Imagine Bynum on those early breaks posting deep and getting the dunk every time instead of jostling in the paint for 10 seconds as Fish/Blake try and find an angle to get him the ball. 

Imagine Gasol being the midrange assasin off of easy pick and pop pick and roll baskets with Kobe dragging the defense out to the wing. 

I mean Nash would be a liability on defense but we have that now. But with out rebounding and then our offense with Nash it would be so easy. 

Kobe has been so conditioned to taking bad shots he takes 9-10 What the **** shots a game because no one hardly ever generates offense for him. I think he resents that sometimes and therfore ignores his teammates who wanna always eat off his dimes. 

Hell in last nights game it was a struggle just getting Kobe the ball. 

I always say that MJ had it so easy playing with Pippen haviing a great athlete at 6'8 who could always get you the ball easy for quick takes. 

Kobe hasn't had it sweet like that since Shaq left.


----------



## jazzy1 (Jul 16, 2002)

Jamel Irief said:


> Brown clearly is still working on his rotation. He plays kapono at backup 2 one game, Ebanks the next and Goudelock tonight. He still can't decode who the first big off the bench is between Murphy and mcroberts.
> 
> The SF issue should be settled. I was all for ebanks, but I like him more with the ball then off it. Hell metta is barely playing the last two games.


Seems like Metta and Fisher have come back not in shape to be real contributors. Maybe by midseason they actually start doing shit. 

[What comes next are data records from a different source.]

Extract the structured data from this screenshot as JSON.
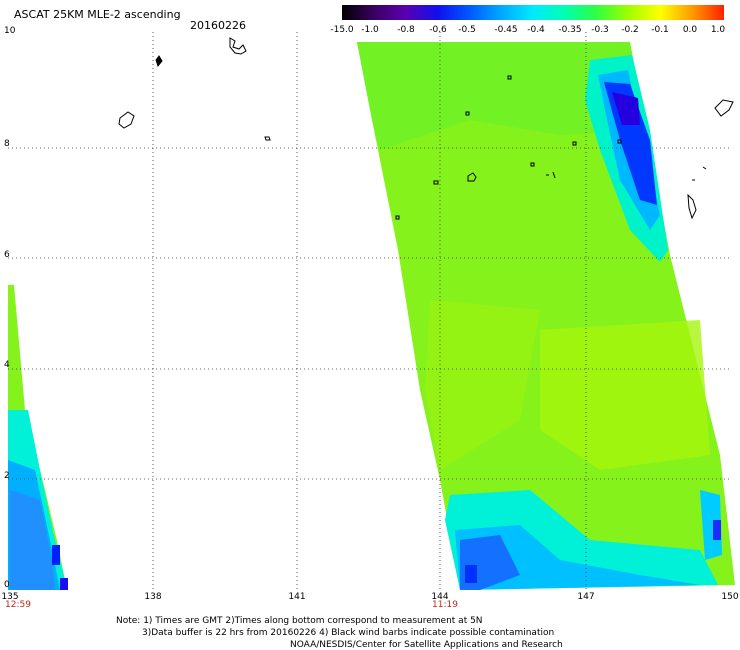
{
  "header": {
    "title": "ASCAT 25KM MLE-2 ascending",
    "date": "20160226"
  },
  "colorbar": {
    "labels": [
      "-15.0",
      "-1.0",
      "-0.8",
      "-0.6",
      "-0.5",
      "-0.45",
      "-0.4",
      "-0.35",
      "-0.3",
      "-0.2",
      "-0.1",
      "0.0",
      "1.0"
    ],
    "colors": [
      "#000000",
      "#3a0060",
      "#5a00b0",
      "#1010ee",
      "#0058ff",
      "#00a8ff",
      "#00eaff",
      "#00ffb0",
      "#30ff40",
      "#a0ff00",
      "#ffff00",
      "#ff9a00",
      "#ff2000"
    ]
  },
  "axes": {
    "x_ticks": [
      "135",
      "138",
      "141",
      "144",
      "147",
      "150"
    ],
    "y_ticks": [
      "0",
      "2",
      "4",
      "6",
      "8",
      "10"
    ],
    "time_labels": [
      "12:59",
      "11:19"
    ]
  },
  "footer": {
    "line1": "Note: 1) Times are GMT 2)Times along bottom correspond to measurement at 5N",
    "line2": "3)Data buffer is 22 hrs from 20160226 4) Black wind barbs indicate possible contamination",
    "line3": "NOAA/NESDIS/Center for Satellite Applications and Research"
  }
}
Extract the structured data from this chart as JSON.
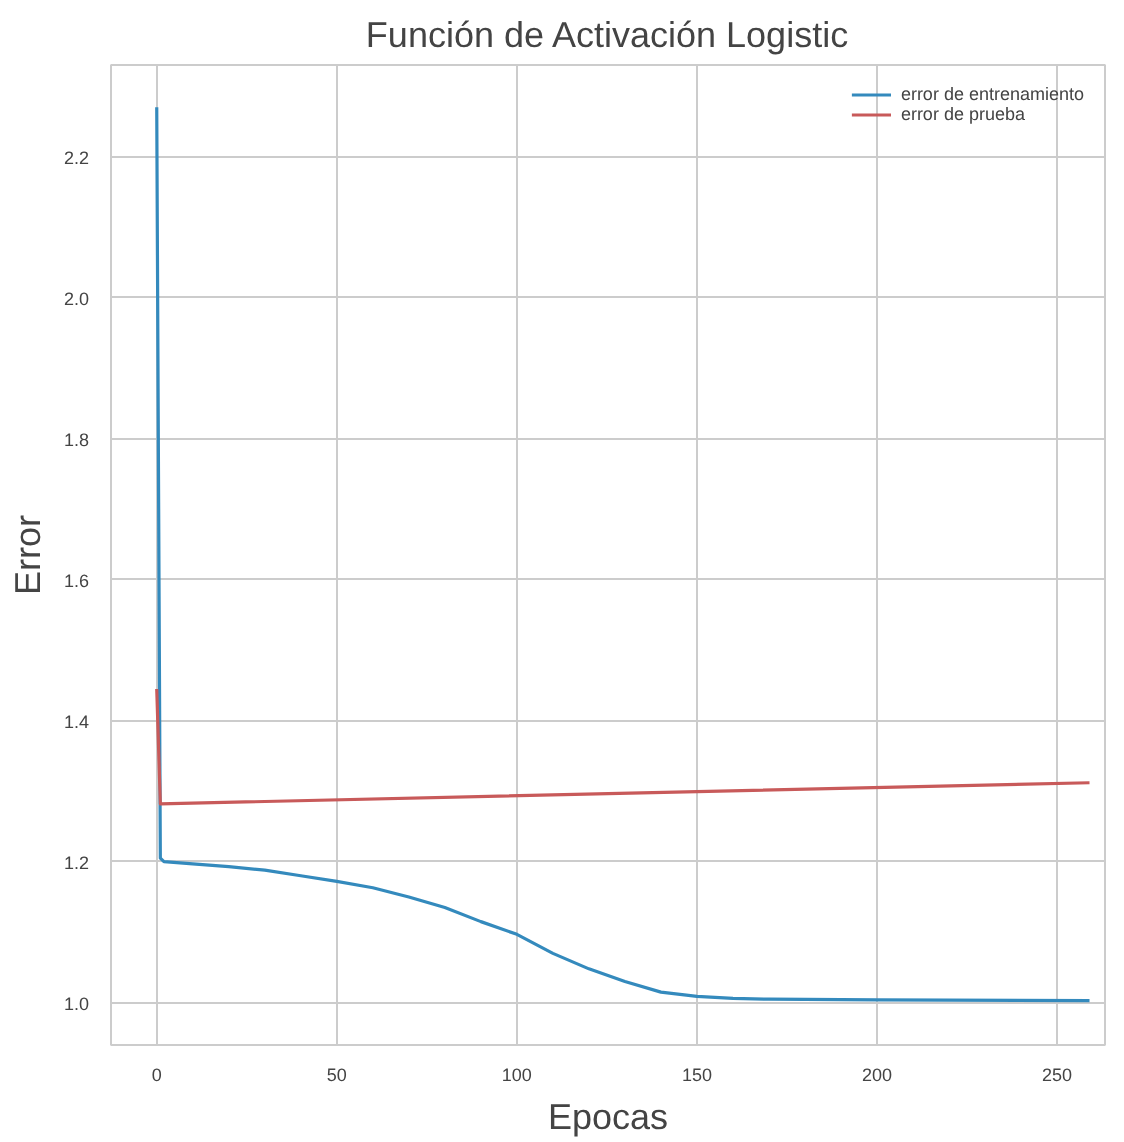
{
  "chart_data": {
    "type": "line",
    "title": "Función de Activación Logistic",
    "xlabel": "Epocas",
    "ylabel": "Error",
    "xlim": [
      -12.7,
      263.3
    ],
    "ylim": [
      0.94,
      2.33
    ],
    "xticks": [
      0,
      50,
      100,
      150,
      200,
      250
    ],
    "yticks": [
      {
        "value": 1,
        "label": "1.0"
      },
      1.2,
      1.4,
      1.6,
      1.8,
      {
        "value": 2,
        "label": "2.0"
      },
      2.2
    ],
    "grid": true,
    "legend": "top right",
    "marker": "none",
    "line_style": "solid",
    "series": [
      {
        "name": "error de entrenamiento",
        "color": "#348abd",
        "x": [
          0,
          1,
          2,
          10,
          20,
          30,
          40,
          50,
          60,
          70,
          80,
          90,
          100,
          110,
          120,
          130,
          140,
          150,
          160,
          170,
          200,
          259
        ],
        "values": [
          2.27,
          1.205,
          1.2,
          1.197,
          1.193,
          1.188,
          1.18,
          1.172,
          1.163,
          1.15,
          1.135,
          1.115,
          1.097,
          1.07,
          1.048,
          1.03,
          1.015,
          1.009,
          1.006,
          1.005,
          1.004,
          1.003
        ]
      },
      {
        "name": "error de prueba",
        "color": "#c85a5a",
        "x": [
          0,
          1,
          259
        ],
        "values": [
          1.445,
          1.282,
          1.312
        ]
      }
    ]
  }
}
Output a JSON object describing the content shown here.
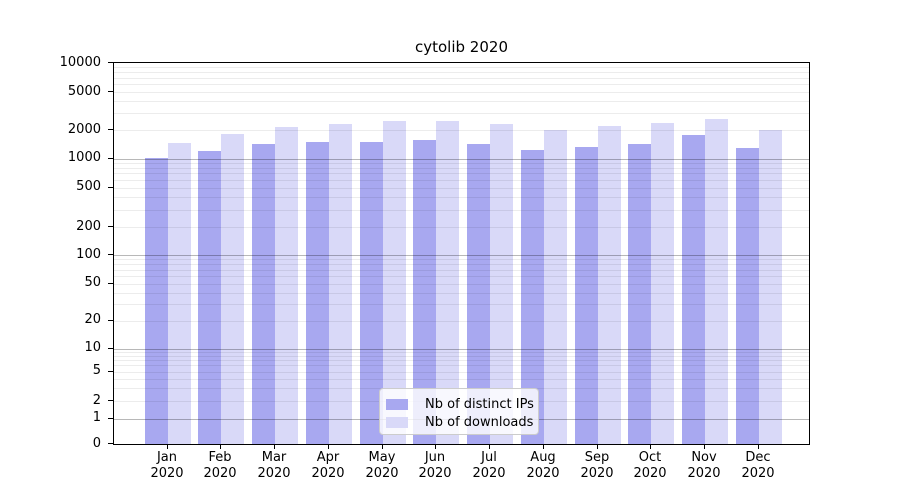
{
  "chart_data": {
    "type": "bar",
    "title": "cytolib 2020",
    "categories": [
      "Jan",
      "Feb",
      "Mar",
      "Apr",
      "May",
      "Jun",
      "Jul",
      "Aug",
      "Sep",
      "Oct",
      "Nov",
      "Dec"
    ],
    "category_year": "2020",
    "series": [
      {
        "name": "Nb of distinct IPs",
        "color": "#a8a8f0",
        "values": [
          1010,
          1190,
          1420,
          1480,
          1490,
          1560,
          1420,
          1220,
          1310,
          1420,
          1750,
          1290
        ]
      },
      {
        "name": "Nb of downloads",
        "color": "#d9d9f8",
        "values": [
          1450,
          1810,
          2150,
          2300,
          2460,
          2470,
          2310,
          2020,
          2220,
          2370,
          2580,
          1980
        ]
      }
    ],
    "xlabel": "",
    "ylabel": "",
    "yticks": [
      0,
      1,
      2,
      5,
      10,
      20,
      50,
      100,
      200,
      500,
      1000,
      2000,
      5000,
      10000
    ],
    "ylim": [
      0,
      10000
    ],
    "yscale": "symlog",
    "grid": true,
    "legend_position": "lower center"
  }
}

Barnes is ready. Almost every basket he gets is an easy one.


----------



## Jamel Irief (May 19, 2002)

jazzy1 said:


> I am seriously warming to this idea. Simply because our pg play is just dreadful. If we got Nash there is no one that would beat us we'd be clear favorites for the NBA Title then.
> 
> simply because we would become more efficient. Kobe with Nash would get 25 of the easiest pts a game he has ever scored. Imagine someone giving Kobe the ball in the right spots all the time without worry of a turnover Kobe off the ball getting plays where he can just catch take 1 dribble and shooot.
> 
> ...


You really have to warm up to the idea of adding Nash for nothing? God lord we would have no flaws offensively. Bynum would average 22 a game.


----------



## Wilt_The_Stilt (Jun 7, 2002)

Murphy is a little more aggressive looking for his shot. That's a good thing. Blake is too, although our point guard situation is still dreadful. A guy like Dragic would be nice. He can't be too expensive but he would help out in a lot of areas.


----------



## jazzy1 (Jul 16, 2002)

Jamel Irief said:


> You really have to warm up to the idea of adding Nash for nothing? God lord we would have no flaws offensively. Bynum would average 22 a game.


Not a Nash fan maybe the worst pg on the defensive end of the floor of alltime despite his offensive brillance.


----------



## ceejaynj (Oct 9, 2005)

I haven't seen Nash play yet this season, so it's hard to say how much he has left in the tank at his age. I know he is six months younger than Fish. Assuming we kept Fish, picking up Nash would give us the oldest back court in the NBA. Not to mention a continued disadvantage on defense. Picking up Nash would be a very short-term solution. I love Steve Nash and I think he would be a great fit...but do we wanna go in that direction?


----------



## Jamel Irief (May 19, 2002)

ceejaynj said:


> I haven't seen Nash play yet this season, so it's hard to say how much he has left in the tank at his age. I know he is six months younger than Fish. Assuming we kept Fish, picking up Nash would give us the oldest back court in the NBA. Not to mention a continued disadvantage on defense. Picking up Nash would be a very short-term solution. I love Steve Nash and I think he would be a great fit...but do we wanna go in that direction?


It would make the lakers very strong contenders for the next 2-3 years. The time is now to win more rings. Goudelock isn't a future Kobe. 

Besides it would be for nothing. Fisher would be a 3rd stringer.


----------



## ceejaynj (Oct 9, 2005)

Jamel Irief said:


> Besides it would be for nothing. Fisher would be a 3rd stringer.


I love Fish...but I can live with that!


----------